From 194a08ce9d0dab3180e3fade8fac340ceb06c2c2 Mon Sep 17 00:00:00 2001
From: Adrien Barbaresi <barbaresi@bbaw.de>
Date: Tue, 1 Sep 2020 19:19:05 +0200
Subject: [PATCH] prepare version release

---
 HISTORY.md          |  7 +++++++
 README.rst          | 12 ++++++++----
 setup.py            | 14 +++++++-------
 tests/unit_tests.py |  1 +
 4 files changed, 23 insertions(+), 11 deletions(-)
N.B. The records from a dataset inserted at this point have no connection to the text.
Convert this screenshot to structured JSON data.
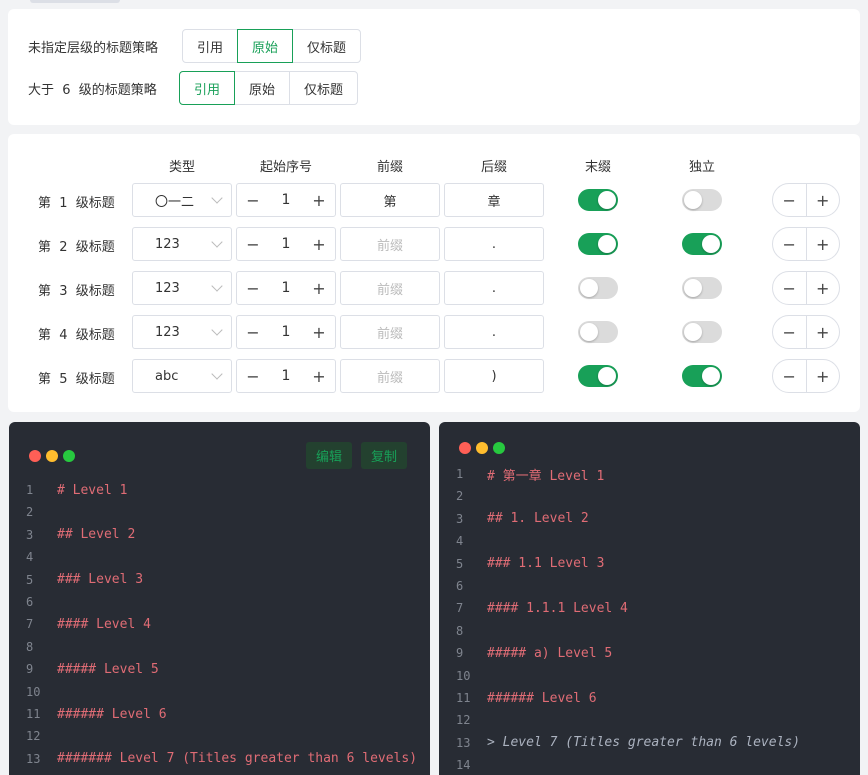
{
  "heading_strategy": {
    "unspecified": {
      "label": "未指定层级的标题策略",
      "options": [
        "引用",
        "原始",
        "仅标题"
      ],
      "selected": "原始"
    },
    "beyond6": {
      "label": "大于  6  级的标题策略",
      "options": [
        "引用",
        "原始",
        "仅标题"
      ],
      "selected": "引用"
    }
  },
  "table": {
    "headers": {
      "type": "类型",
      "start": "起始序号",
      "prefix": "前缀",
      "suffix": "后缀",
      "trailing": "末缀",
      "independent": "独立"
    },
    "rows": [
      {
        "label": "第  1  级标题",
        "type": "〇一二",
        "start": "1",
        "prefix": "第",
        "prefix_placeholder": false,
        "suffix": "章",
        "trailing": true,
        "independent": false
      },
      {
        "label": "第  2  级标题",
        "type": "123",
        "start": "1",
        "prefix": "前缀",
        "prefix_placeholder": true,
        "suffix": ".",
        "trailing": true,
        "independent": true
      },
      {
        "label": "第  3  级标题",
        "type": "123",
        "start": "1",
        "prefix": "前缀",
        "prefix_placeholder": true,
        "suffix": ".",
        "trailing": false,
        "independent": false
      },
      {
        "label": "第  4  级标题",
        "type": "123",
        "start": "1",
        "prefix": "前缀",
        "prefix_placeholder": true,
        "suffix": ".",
        "trailing": false,
        "independent": false
      },
      {
        "label": "第  5  级标题",
        "type": "abc",
        "start": "1",
        "prefix": "前缀",
        "prefix_placeholder": true,
        "suffix": ")",
        "trailing": true,
        "independent": true
      }
    ]
  },
  "editor": {
    "edit_label": "编辑",
    "copy_label": "复制",
    "lines": [
      {
        "n": "1",
        "text": "# Level 1"
      },
      {
        "n": "2",
        "text": ""
      },
      {
        "n": "3",
        "text": "## Level 2"
      },
      {
        "n": "4",
        "text": ""
      },
      {
        "n": "5",
        "text": "### Level 3"
      },
      {
        "n": "6",
        "text": ""
      },
      {
        "n": "7",
        "text": "#### Level 4"
      },
      {
        "n": "8",
        "text": ""
      },
      {
        "n": "9",
        "text": "##### Level 5"
      },
      {
        "n": "10",
        "text": ""
      },
      {
        "n": "11",
        "text": "###### Level 6"
      },
      {
        "n": "12",
        "text": ""
      },
      {
        "n": "13",
        "text": "####### Level 7 (Titles greater than 6 levels)"
      }
    ]
  },
  "preview": {
    "lines": [
      {
        "n": "1",
        "text": "# 第一章 Level 1",
        "style": "heading"
      },
      {
        "n": "2",
        "text": "",
        "style": "heading"
      },
      {
        "n": "3",
        "text": "## 1. Level 2",
        "style": "heading"
      },
      {
        "n": "4",
        "text": "",
        "style": "heading"
      },
      {
        "n": "5",
        "text": "### 1.1 Level 3",
        "style": "heading"
      },
      {
        "n": "6",
        "text": "",
        "style": "heading"
      },
      {
        "n": "7",
        "text": "#### 1.1.1 Level 4",
        "style": "heading"
      },
      {
        "n": "8",
        "text": "",
        "style": "heading"
      },
      {
        "n": "9",
        "text": "##### a) Level 5",
        "style": "heading"
      },
      {
        "n": "10",
        "text": "",
        "style": "heading"
      },
      {
        "n": "11",
        "text": "###### Level 6",
        "style": "heading"
      },
      {
        "n": "12",
        "text": "",
        "style": "heading"
      },
      {
        "n": "13",
        "text": "> Level 7 (Titles greater than 6 levels)",
        "style": "quote"
      },
      {
        "n": "14",
        "text": "",
        "style": "heading"
      }
    ]
  },
  "colors": {
    "accent": "#18a058",
    "code_bg": "#282c34",
    "heading_text": "#e06c75",
    "dot_red": "#ff5f56",
    "dot_yellow": "#ffbd2e",
    "dot_green": "#27c93f"
  }
}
diff --git a/HISTORY.md b/HISTORY.md
index 05d0554..bd4b7e9 100644
--- a/HISTORY.md
+++ b/HISTORY.md
@@ -1,6 +1,13 @@
 ## History / Changelog
 
 
+### 0.2.0
+
+- Cleaner and more efficient filtering
+- Helper functions to scrub, clean and normalize
+- Removed two dependencies with more extensive usage of urllib.parse
+
+
 ### 0.1.0
 
 - Cleaning and filtering targeting non-spam HTML pages with primarily text
diff --git a/README.rst b/README.rst
index 25e1b00..921ea45 100644
--- a/README.rst
+++ b/README.rst
@@ -1,5 +1,5 @@
-coURLan: clean, filter and sample URLs
-======================================
+coURLan: Clean, filter, normalize, and sample URLs
+==================================================
 
 
 .. image:: https://img.shields.io/pypi/v/courlan.svg
@@ -72,9 +72,10 @@ All operations chained:
 .. code-block:: python
 
     >>> from courlan.core import check_url
-    >>> check_url('https://github.com/adbar/courlan') # returns url and domain name
+    # returns url and domain name
+    >>> check_url('https://github.com/adbar/courlan')
     ('https://github.com/adbar/courlan', 'github.com')
-    # noisy query parameters are removed
+    # noisy query parameters can be removed
     >>> check_url('https://httpbin.org/redirect-to?url=http%3A%2F%2Fexample.org', strict=True)
     ('https://httpbin.org/redirect-to', 'httpbin.org')
     # Check for redirects (HEAD request)
@@ -107,6 +108,9 @@ Basic normalization only:
     >>> my_url = normalize_url(urlparse(my_url))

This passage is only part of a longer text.